Fedora's most complex logic is in /etc/bashrc. As seen above /etc/bashrc is a file bash itself doesn't know about, I mean not directly. Fedora's /etc/bashrc tests whether:

  • it's being sourced by a login shell,
  • it's being sourced by an interactive shell,
  • it has already been sourced

... and then does completely different things depending on those.

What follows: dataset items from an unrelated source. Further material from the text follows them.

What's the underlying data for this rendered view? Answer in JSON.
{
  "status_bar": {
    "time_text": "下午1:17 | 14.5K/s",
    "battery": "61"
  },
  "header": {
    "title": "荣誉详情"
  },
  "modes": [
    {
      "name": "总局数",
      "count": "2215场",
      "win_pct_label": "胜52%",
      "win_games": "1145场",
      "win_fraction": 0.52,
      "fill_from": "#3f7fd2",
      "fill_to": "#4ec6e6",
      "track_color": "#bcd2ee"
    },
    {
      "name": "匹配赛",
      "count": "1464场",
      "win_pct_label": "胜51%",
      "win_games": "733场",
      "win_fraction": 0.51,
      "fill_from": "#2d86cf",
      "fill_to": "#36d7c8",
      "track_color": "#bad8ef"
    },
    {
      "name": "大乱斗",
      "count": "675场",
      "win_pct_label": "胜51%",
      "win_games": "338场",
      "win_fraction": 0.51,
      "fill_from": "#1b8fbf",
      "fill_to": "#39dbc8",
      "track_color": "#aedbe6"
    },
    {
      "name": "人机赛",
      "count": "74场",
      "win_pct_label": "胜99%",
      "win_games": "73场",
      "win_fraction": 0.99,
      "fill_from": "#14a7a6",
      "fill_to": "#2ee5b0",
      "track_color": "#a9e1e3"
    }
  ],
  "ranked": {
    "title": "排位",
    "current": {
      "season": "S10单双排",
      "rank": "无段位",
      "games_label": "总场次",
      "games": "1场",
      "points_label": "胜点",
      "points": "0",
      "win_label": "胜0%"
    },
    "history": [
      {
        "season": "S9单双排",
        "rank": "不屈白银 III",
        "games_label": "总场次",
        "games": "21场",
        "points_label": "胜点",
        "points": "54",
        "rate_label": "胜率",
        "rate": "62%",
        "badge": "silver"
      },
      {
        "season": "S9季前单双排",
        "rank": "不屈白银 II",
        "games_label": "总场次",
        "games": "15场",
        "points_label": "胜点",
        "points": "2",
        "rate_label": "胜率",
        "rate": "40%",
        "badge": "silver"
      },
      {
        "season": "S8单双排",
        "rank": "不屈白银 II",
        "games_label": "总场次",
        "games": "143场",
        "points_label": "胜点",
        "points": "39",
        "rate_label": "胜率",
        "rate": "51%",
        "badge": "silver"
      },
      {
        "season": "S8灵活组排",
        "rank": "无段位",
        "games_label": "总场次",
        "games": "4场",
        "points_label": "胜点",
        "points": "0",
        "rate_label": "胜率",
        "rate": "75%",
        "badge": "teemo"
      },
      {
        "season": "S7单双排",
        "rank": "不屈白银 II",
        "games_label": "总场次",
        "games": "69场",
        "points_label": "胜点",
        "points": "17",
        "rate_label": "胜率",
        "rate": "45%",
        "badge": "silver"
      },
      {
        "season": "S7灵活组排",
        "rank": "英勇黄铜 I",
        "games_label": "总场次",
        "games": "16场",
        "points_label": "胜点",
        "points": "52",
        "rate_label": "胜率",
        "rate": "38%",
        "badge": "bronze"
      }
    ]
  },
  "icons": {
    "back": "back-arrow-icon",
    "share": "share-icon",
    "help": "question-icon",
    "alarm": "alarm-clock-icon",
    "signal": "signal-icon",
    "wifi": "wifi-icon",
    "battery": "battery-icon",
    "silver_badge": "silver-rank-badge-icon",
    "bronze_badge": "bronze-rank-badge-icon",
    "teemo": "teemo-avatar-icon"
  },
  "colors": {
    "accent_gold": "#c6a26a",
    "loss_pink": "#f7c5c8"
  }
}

If you think can remember the graph above then too bad because it's not nearly enough: this graph merely describes just one scenario, slightly different things happen when running non-interactive scripts or starting a graphical session. I've omitted ~/.profile. I've omitted bash_completion scripts. For backward compatibility reasons, invoking bash as /bin/sh instead of /bin/bash changes its behaviour. What about zsh and other shells? And of course different Linux distributions do things differently, for instance Debian and Ubuntu come with a non-standard version of bash, it has Debian-specific customization(s). It notably looks for an unusual file: /etc/bash.bashrc. Even if you stick to a single Linux distribution it probably evolves over time. Wait: we haven't even touched macOS, FreeBSD,... Finally, let's have a thought for users stuck with the even more creative ways their admins have configured the system they have to use.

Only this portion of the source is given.